Another Brute in the Cave

Arturia Matrixbrute

I dreamed of it, now it's a reality: I purchased a Matrixbrute from Arturia. Used of course, as nearly all my instruments, but in a glorious state, still in its original box. First of all, the case is solid, with luxurious material: plain wood and aluminium. I love the aluminium wheels! The front panel raises à la Minimoog or Waldorf Wave. Four positions, the most vertical one is angled like a MS20. Yep! I compared side to side!

The back panel is impressive: stereo output, input, 3 MIDI, USB, 3 pedals, tons of CV in & out, gate in & out, sync in & out, nothing is missing. The headphone socket is on the front panel, which is the place all the headphone sockets should reside.

For a so powerful machine, it is really easy to use - as far as you know a minimum in analog synthesis, of course. The overall layout is neat and familiar: one button per function. The knobs are the same as on the other members of the brute family: grey with a white line for the potentiometers, white for the encoders. Almost all the switches have a white led to indicate the current status; not too bright, perfect for the studio. There are 3 displays: two are LED, the third is electronic paper. I don't really understand the choice of electronic paper: the refresh rate is rather slow, which is annoying when browsing the patches. The advantages of electronic paper is the low electric consumption (useless as the unit cannot run on batteries) and to keep the display after power is off. Which is again useless, as the Matrix always goes back to patch A1 on power on. Clearly, the point is missed here, an OLED display would have been a better choice.

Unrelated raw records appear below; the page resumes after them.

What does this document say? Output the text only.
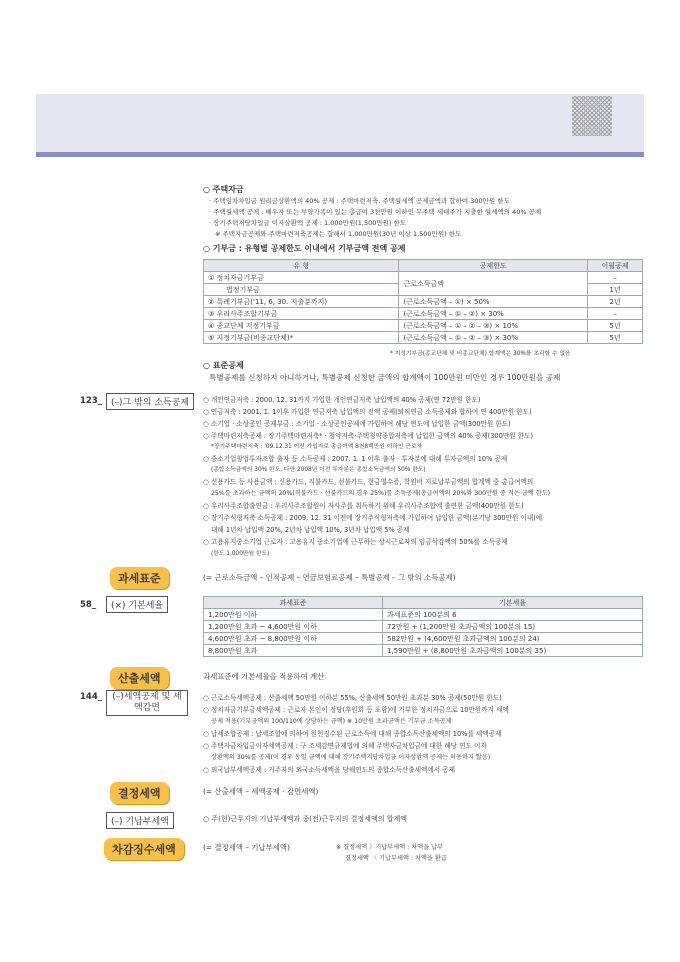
○ 주택자금
· 주택임차차입금 원리금상환액의 40% 공제 : 주택마련저축, 주택월세액 공제금액과 합하여 300만원 한도
· 주택월세액 공제 : 배우자 또는 부양가족이 있는 총급여 3천만원 이하인 무주택 세대주가 지출한 월세액의 40% 공제
· 장기주택저당차입금 이자상환액 공제 : 1,000만원(1,500만원) 한도
※ 주택자금공제와 주택마련저축공제는 합해서 1,000만원(30년 이상 1,500만원) 한도
○ 기부금 : 유형별 공제한도 이내에서 기부금액 전액 공제
유 형	공제한도	이월공제
① 정치자금기부금	근로소득금액	–
법정기부금		1년
② 특례기부금('11, 6, 30. 지출분까지)	(근로소득금액 – ①) × 50%	2년
③ 우리사주조합기부금	(근로소득금액 – ① – ②) × 30%	–
④ 종교단체 지정기부금	(근로소득금액 – ① – ② – ③) × 10%	5년
⑤ 지정기부금(비종교단체)*	(근로소득금액 – ① – ② – ③) × 30%	5년
* 지정기부금(종교단체 및 비종교단체) 합계액은 30%를 초과할 수 없음
○ 표준공제
특별공제를 신청하지 아니하거나, 특별공제 신청한 금액의 합계액이 100만원 미만인 경우 100만원을 공제
123_	(–)그 밖의 소득공제	○ 개인연금저축 : 2000. 12. 31까지 가입한 개인연금저축 납입액의 40% 공제(연 72만원 한도)
○ 연금저축 : 2001. 1. 1이후 가입한 연금저축 납입액의 전액 공제(퇴직연금 소득공제와 합하여 연 400만원 한도)
○ 소기업 · 소상공인 공제부금 : 소기업 · 소상공인공제에 가입하여 해당 연도에 납입한 금액(300만원 한도)
○ 주택마련저축공제 : 장기주택마련저축* · 청약저축·주택청약종합저축에 납입한 금액의 40% 공제(300만원 한도)
*장기주택마련저축 : '09.12.31 이전 가입자로 총급여액 8천8백만원 이하인 근로자
○ 중소기업창업투자조합 출자 등 소득공제 : 2007. 1. 1 이후 출자 · 투자분에 대해 투자금액의 10% 공제
(종합소득금액의 30% 한도, 다만 2008년 이전 투자분은 종합소득금액의 50% 한도)
○ 신용카드 등 사용금액 : 신용카드, 직불카드, 선불카드, 현금영수증, 학원비 지로납부금액의 합계액 중 총급여액의
25%를 초과하는 금액의 20%(직불카드 · 선불카드의 경우 25%)를 소득공제(총급여액의 20%와 300만원 중 적은 금액 한도)
○ 우리사주조합출연금 : 우리사주조합원이 자사주를 취득하기 위해 우리사주조합에 출연한 금액(400만원 한도)
○ 장기주식형저축 소득공제 : 2009. 12. 31 이전에 장기주식형저축에 가입하여 납입한 금액(분기당 300만원 이내)에
대해 1년차 납입액 20%, 2년차 납입액 10%, 3년차 납입액 5% 공제
○ 고용유지중소기업 근로자 : 고용유지 중소기업에 근무하는 상시근로자의 임금삭감액의 50%를 소득공제
(한도 1,000만원 한도)
과세표준	(= 근로소득금액 – 인적공제 – 연금보험료공제 – 특별공제 – 그 밖의 소득공제)
58_	(×) 기본세율	과세표준	기본세율
1,200만원 이하	과세표준의 100분의 6
1,200만원 초과 ~ 4,600만원 이하	72만원 + (1,200만원 초과금액의 100분의 15)
4,600만원 초과 ~ 8,800만원 이하	582만원 + (4,600만원 초과금액의 100분의 24)
8,800만원 초과	1,590만원 + (8,800만원 초과금액의 100분의 35)
산출세액	과세표준에 기본세율을 적용하여 계산
144_	(–)세액공제 및 세액감면
○ 근로소득세액공제 : 산출세액 50만원 이하분 55%, 산출세액 50만원 초과분 30% 공제(50만원 한도)
○ 정치자금기부금세액공제 : 근로자 본인이 정당(후원회 등 포함)에 기부한 정치자금으로 10만원까지 세액
공제 적용(기부금액의 100/110에 상당하는 금액) ※ 10만원 초과금액은 기부금 소득공제
○ 납세조합공제 : 납세조합에 의하여 원천징수된 근로소득에 대해 종합소득산출세액의 10%를 세액공제
○ 주택자금차입금이자세액공제 : 구 조세감면규제법에 의해 주택자금차입금에 대한 해당 연도 이자
상환액의 30%를 공제(이 경우 동일 금액에 대해 장기주택저당차입금 이자상환액 공제는 허용하지 않음)
○ 외국납부세액공제 : 거주자의 외국소득세액을 당해연도의 종합소득산출세액에서 공제
결정세액	(= 산출세액 – 세액공제 · 감면세액)
(–) 기납부세액	○ 주(현)근무지의 기납부세액과 종(전)근무지의 결정세액의 합계액
차감징수세액	(= 결정세액 – 기납부세액)	※ 결정세액 〉기납부세액 : 차액을 납부
결정세액 〈 기납부세액 : 차액을 환급
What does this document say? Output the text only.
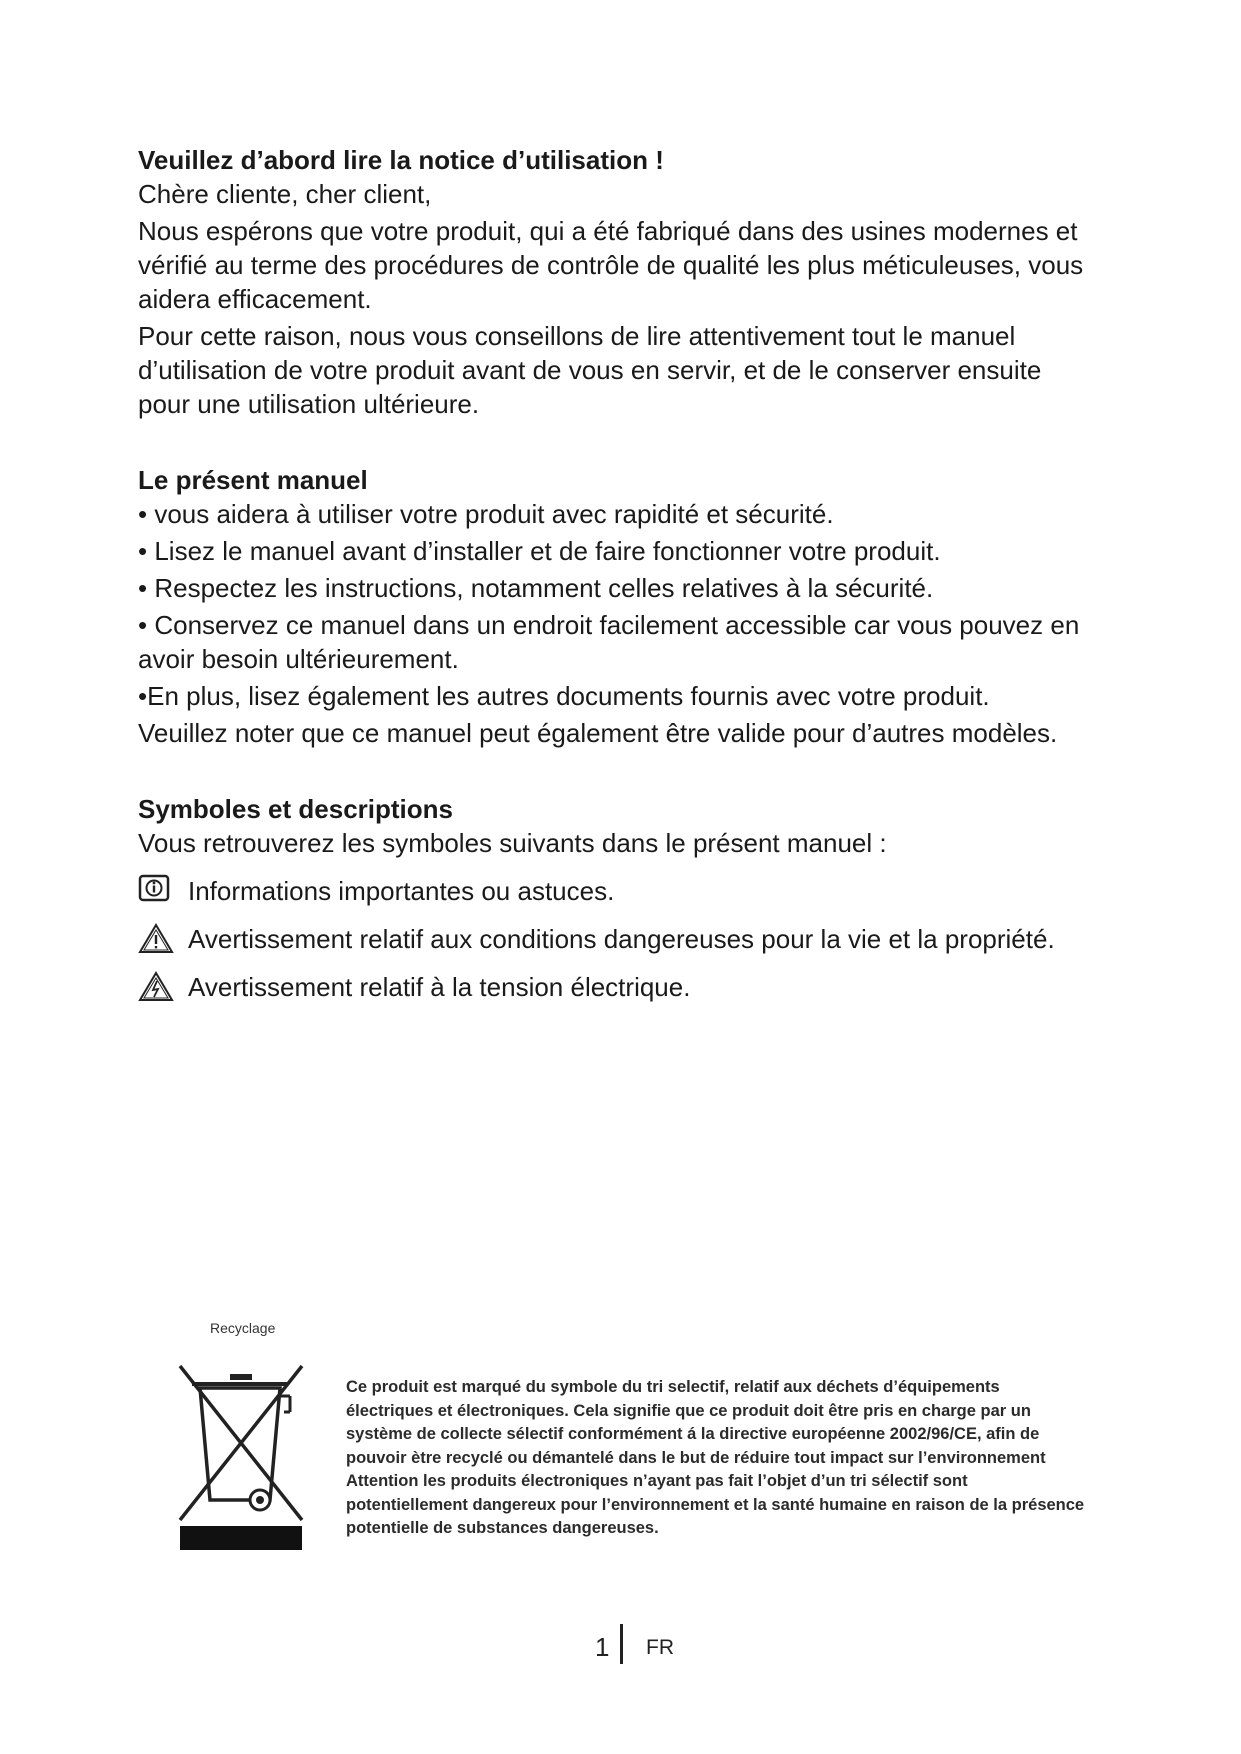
Veuillez d’abord lire la notice d’utilisation !

Chère cliente, cher client,

Nous espérons que votre produit, qui a été fabriqué dans des usines modernes et vérifié au terme des procédures de contrôle de qualité les plus méticuleuses, vous aidera efficacement.

Pour cette raison, nous vous conseillons de lire attentivement tout le manuel d’utilisation de votre produit avant de vous en servir, et de le conserver ensuite pour une utilisation ultérieure.

Le présent manuel

• vous aidera à utiliser votre produit avec rapidité et sécurité.

• Lisez le manuel avant d’installer et de faire fonctionner votre produit.

• Respectez les instructions, notamment celles relatives à la sécurité.

• Conservez ce manuel dans un endroit facilement accessible car vous pouvez en avoir besoin ultérieurement.

•En plus, lisez également les autres documents fournis avec votre produit.

Veuillez noter que ce manuel peut également être valide pour d’autres modèles.

Symboles et descriptions

Vous retrouverez les symboles suivants dans le présent manuel :

Informations importantes ou astuces.
Avertissement relatif aux conditions dangereuses pour la vie et la propriété.
Avertissement relatif à la tension électrique.
Recyclage
Ce produit est marqué du symbole du tri selectif, relatif aux déchets d’équipements électriques et électroniques. Cela signifie que ce produit doit être pris en charge par un système de collecte sélectif conformément á la directive européenne 2002/96/CE, afin de pouvoir ètre recyclé ou démantelé dans le but de réduire tout impact sur l’environnement Attention les produits électroniques n’ayant pas fait l’objet d’un tri sélectif sont potentiellement dangereux pour l’environnement et la santé humaine en raison de la présence potentielle de substances dangereuses.
1 FR
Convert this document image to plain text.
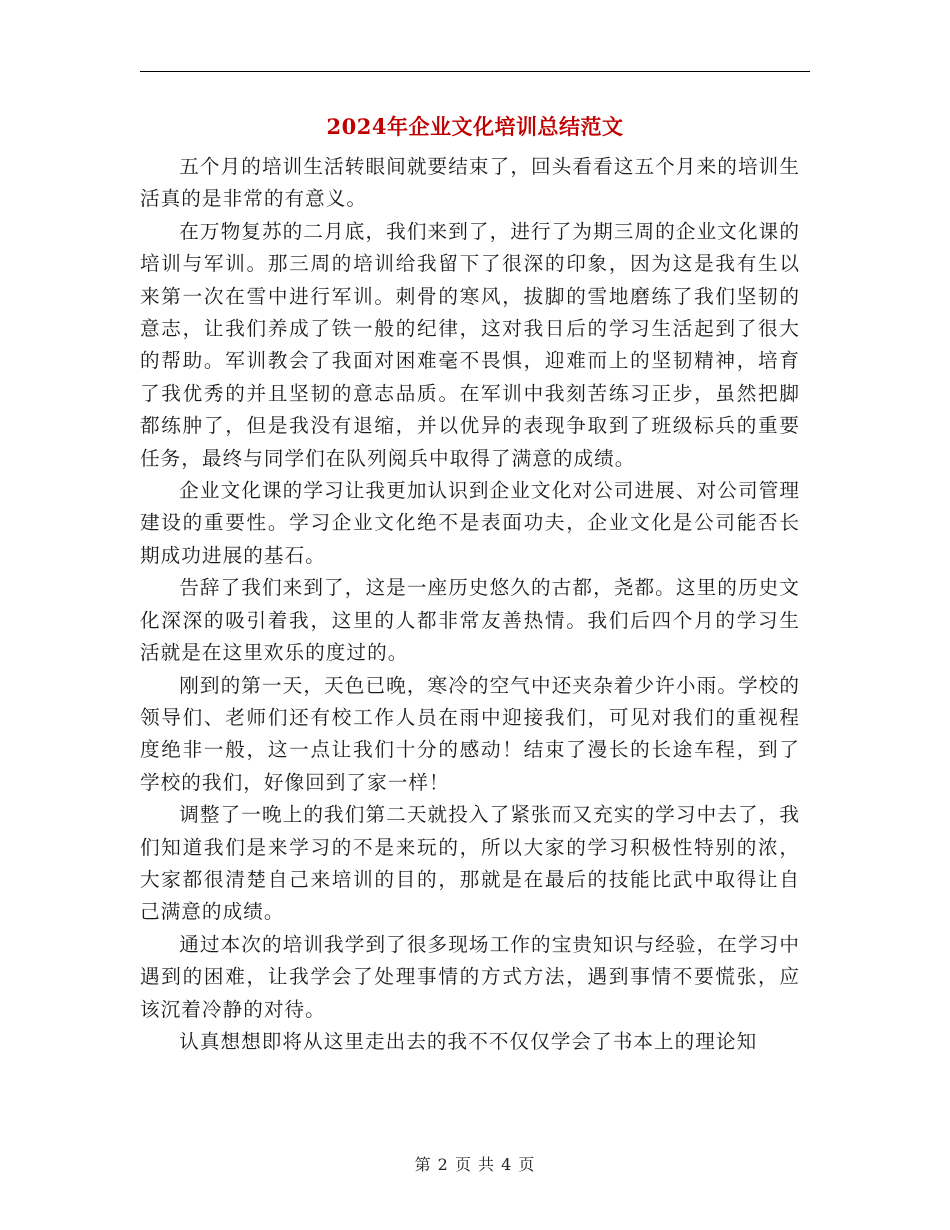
2024年企业文化培训总结范文

五个月的培训生活转眼间就要结束了，回头看看这五个月来的培训生活真的是非常的有意义。

在万物复苏的二月底，我们来到了，进行了为期三周的企业文化课的培训与军训。那三周的培训给我留下了很深的印象，因为这是我有生以来第一次在雪中进行军训。刺骨的寒风，拔脚的雪地磨练了我们坚韧的意志，让我们养成了铁一般的纪律，这对我日后的学习生活起到了很大的帮助。军训教会了我面对困难毫不畏惧，迎难而上的坚韧精神，培育了我优秀的并且坚韧的意志品质。在军训中我刻苦练习正步，虽然把脚都练肿了，但是我没有退缩，并以优异的表现争取到了班级标兵的重要任务，最终与同学们在队列阅兵中取得了满意的成绩。

企业文化课的学习让我更加认识到企业文化对公司进展、对公司管理建设的重要性。学习企业文化绝不是表面功夫，企业文化是公司能否长期成功进展的基石。

告辞了我们来到了，这是一座历史悠久的古都，尧都。这里的历史文化深深的吸引着我，这里的人都非常友善热情。我们后四个月的学习生活就是在这里欢乐的度过的。

刚到的第一天，天色已晚，寒冷的空气中还夹杂着少许小雨。学校的领导们、老师们还有校工作人员在雨中迎接我们，可见对我们的重视程度绝非一般，这一点让我们十分的感动！结束了漫长的长途车程，到了学校的我们，好像回到了家一样！

调整了一晚上的我们第二天就投入了紧张而又充实的学习中去了，我们知道我们是来学习的不是来玩的，所以大家的学习积极性特别的浓，大家都很清楚自己来培训的目的，那就是在最后的技能比武中取得让自己满意的成绩。

通过本次的培训我学到了很多现场工作的宝贵知识与经验，在学习中遇到的困难，让我学会了处理事情的方式方法，遇到事情不要慌张，应该沉着冷静的对待。

认真想想即将从这里走出去的我不不仅仅学会了书本上的理论知

第 2 页 共 4 页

Three oscillators, a comprehensive audio routing with hard sync and FM, 2 multi-mode filters that can be set in series or parallel, 3 envelopes, 2 LFO (the third osc can be switch as an LFO as well) and a noise generator. Oscillators 1 and 2 are similar to the Minibrute, with 3 waveforms and a sub oscillator. However, unlike the MB, the sub-oscillator cannot be set two octaves down. The Steiner filter is similar to the MB, but switchable to 24 dB/oct (12 db/oct only on the Mini). The ladder filter is smooth and creamy, but to my ears, sounds more like ARP than Moog. Each filter has its own Brute factor.

At first, I though the massive matrix was nothing more than a gadget. I was wrong! The matrix actually serves 4 roles: patch selection (256 patches directly available), modulation matrix (16 sources and 16 destinations - 12 fixed and 4 programmable), sequencer and arpeggiator. Easy to use, it provides a very good visual feedback.

The effect section is small but efficient: delay, stereo delay, chorus, flanger and analog reverb. Syncable with the global sync source (MIDI, USB MIDI or Sync In).

The only drawback I've found so far is the total absence of menus; this means you need a computer to set up some important things like MIDI channel and sync source.

[EDIT] Less than 2 months after my purchase, Arturia released an update (2.0) which allows, among other things, to change the MIDI channel and sync source from the front panel!